Mais ce roi avait une étrange coutume : à chaque repas, lorsque tout avait déjà été débarrassé de la table et que personne, sauf lui-même, ne restait assis, un serviteur de confiance devait lui apporter encore un plat. Mais ce plat était couvert, et le serviteur lui-même ignorait ce qu'il contenait ; personne d'ailleurs ne le savait, car le roi n'ouvrait jamais le plat ni n'y goûtait tant qu'il n'était pas seul, absolument seul, dans la pièce.
Les choses allèrent ainsi longtemps, et il advint qu'un jour la curiosité saisit soudain le serviteur au moment où il emportait le plat de la table du roi ; elle le saisit si fort qu'il ne put y résister et porta le plat dans sa propre chambre.
Ayant soigneusement refermé la porte, il souleva le couvercle du plat et vit qu'un serpent blanc y gisait. À peine l'eut-il regardé qu'il ne put se retenir d'en goûter ; il en coupa un morceau et le mit dans sa bouche.
Et dès que sa langue toucha ce mets, il entendit derrière la fenêtre un étrange sifflement composé de nombreuses petites voix fines.
Il s'approcha de la fenêtre et se mit à écouter ; alors il comprit que c'étaient des moineaux qui conversaient entre eux et se racontaient mutuellement tout ce qu'ils avaient vu dans les champs et dans les forêts.
En goûtant la chair du serpent blanc, le serviteur avait acquis la capacité de comprendre le langage des animaux.
Or il advint que justement ce même jour, la bague la plus précieuse de la reine disparut, et les soupçons de vol tombèrent précisément sur le serviteur de confiance, qui avait accès partout.
Le roi le fit venir, se mit à le gronder, à crier contre lui, et le menaça en disant que s'il ne lui indiquait pas le coupable du vol avant le lendemain, lui-même serait accusé et livré à la justice.

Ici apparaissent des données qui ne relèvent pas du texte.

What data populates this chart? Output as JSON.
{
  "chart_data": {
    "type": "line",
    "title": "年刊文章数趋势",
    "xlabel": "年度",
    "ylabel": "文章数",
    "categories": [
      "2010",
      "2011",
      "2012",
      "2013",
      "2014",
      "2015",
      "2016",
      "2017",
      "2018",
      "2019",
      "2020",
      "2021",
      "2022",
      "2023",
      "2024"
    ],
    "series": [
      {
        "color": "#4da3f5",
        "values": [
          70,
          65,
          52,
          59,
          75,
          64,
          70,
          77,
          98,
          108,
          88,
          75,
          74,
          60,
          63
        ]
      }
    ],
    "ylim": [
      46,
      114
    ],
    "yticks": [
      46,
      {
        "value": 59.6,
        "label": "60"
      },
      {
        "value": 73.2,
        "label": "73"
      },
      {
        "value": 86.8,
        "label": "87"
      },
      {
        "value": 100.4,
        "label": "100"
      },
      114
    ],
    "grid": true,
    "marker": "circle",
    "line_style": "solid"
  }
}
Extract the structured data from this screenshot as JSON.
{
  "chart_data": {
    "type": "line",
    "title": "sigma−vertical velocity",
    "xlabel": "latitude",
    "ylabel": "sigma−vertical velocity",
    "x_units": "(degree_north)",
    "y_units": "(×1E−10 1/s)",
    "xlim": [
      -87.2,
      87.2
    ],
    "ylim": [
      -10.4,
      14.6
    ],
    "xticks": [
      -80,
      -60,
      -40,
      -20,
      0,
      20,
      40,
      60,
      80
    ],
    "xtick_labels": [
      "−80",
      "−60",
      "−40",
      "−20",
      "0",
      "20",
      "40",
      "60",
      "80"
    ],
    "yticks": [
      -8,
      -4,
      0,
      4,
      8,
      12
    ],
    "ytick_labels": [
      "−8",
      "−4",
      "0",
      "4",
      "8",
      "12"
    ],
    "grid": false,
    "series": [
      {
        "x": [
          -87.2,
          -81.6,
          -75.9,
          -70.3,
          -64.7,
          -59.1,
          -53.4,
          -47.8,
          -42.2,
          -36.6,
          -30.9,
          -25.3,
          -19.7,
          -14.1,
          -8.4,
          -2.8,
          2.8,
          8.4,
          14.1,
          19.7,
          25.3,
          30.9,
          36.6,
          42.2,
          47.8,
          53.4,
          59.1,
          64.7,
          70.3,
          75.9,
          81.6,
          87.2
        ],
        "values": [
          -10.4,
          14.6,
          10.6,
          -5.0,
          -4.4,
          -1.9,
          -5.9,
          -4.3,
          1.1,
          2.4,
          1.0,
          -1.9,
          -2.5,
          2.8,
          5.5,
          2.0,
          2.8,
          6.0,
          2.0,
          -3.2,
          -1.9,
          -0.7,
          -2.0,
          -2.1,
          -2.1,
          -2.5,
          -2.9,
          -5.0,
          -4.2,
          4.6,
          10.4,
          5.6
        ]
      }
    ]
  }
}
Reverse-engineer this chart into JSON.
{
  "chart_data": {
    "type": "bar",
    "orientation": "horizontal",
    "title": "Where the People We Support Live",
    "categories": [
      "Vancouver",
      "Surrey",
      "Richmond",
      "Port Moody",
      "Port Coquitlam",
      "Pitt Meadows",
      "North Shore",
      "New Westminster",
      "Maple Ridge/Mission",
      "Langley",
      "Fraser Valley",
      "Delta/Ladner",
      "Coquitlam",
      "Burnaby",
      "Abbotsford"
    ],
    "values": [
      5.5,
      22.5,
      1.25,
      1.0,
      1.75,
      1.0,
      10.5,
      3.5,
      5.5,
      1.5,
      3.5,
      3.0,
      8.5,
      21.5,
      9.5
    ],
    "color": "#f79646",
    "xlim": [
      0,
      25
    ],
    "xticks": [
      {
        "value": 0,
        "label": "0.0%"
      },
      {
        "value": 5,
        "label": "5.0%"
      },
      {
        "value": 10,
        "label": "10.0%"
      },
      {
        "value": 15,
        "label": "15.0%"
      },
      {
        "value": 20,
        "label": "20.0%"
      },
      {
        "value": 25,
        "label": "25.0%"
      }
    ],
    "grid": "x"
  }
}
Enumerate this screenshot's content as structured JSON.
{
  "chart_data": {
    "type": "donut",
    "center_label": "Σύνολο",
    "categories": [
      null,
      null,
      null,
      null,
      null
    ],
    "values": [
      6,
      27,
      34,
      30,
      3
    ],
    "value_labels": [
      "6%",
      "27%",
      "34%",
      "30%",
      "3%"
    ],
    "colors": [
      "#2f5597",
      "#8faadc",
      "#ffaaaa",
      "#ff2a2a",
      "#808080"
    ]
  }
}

En vain le serviteur affirmait-il qu'il était innocent, le roi ne révoqua point sa décision.
Troublé et effrayé, le serviteur descendit dans la cour du château et se mit à réfléchir aux moyens de se tirer de ce mauvais pas. Or, non loin de là, des canards se tenaient tranquillement près d'une eau courante et se reposaient, tantôt lissant leurs plumes, tantôt les lissant avec leurs larges becs ; ce faisant, ils entretenaient entre eux une conversation franche. Le serviteur s'arrêta et prêta l'oreille.
Ils se racontaient mutuellement où ils étaient allés ce jour-là et où ils avaient trouvé quelque bonne nourriture ; et l'une d'elles dit avec dépit : « J'ai quelque chose de lourd dans l'estomac ; dans ma hâte, j'ai avalé une bague qui gisait sous la fenêtre de la reine. »
Alors le serviteur saisit aussitôt la cane par le cou, l'emmena à la cuisine et dit au cuisinier : « Égorge donc celle-ci, elle est assez engraisée. » — « Oui, dit le cuisinier en pesant la cane dans sa main, celle-ci n'a pas ménagé sa peine pour s'engraisser : il y a longtemps qu'elle devrait être à la broche. » Il lui trancha la gorge, et lorsqu'il commença à la vider, la bague de la reine fut trouvée dans ses entrailles.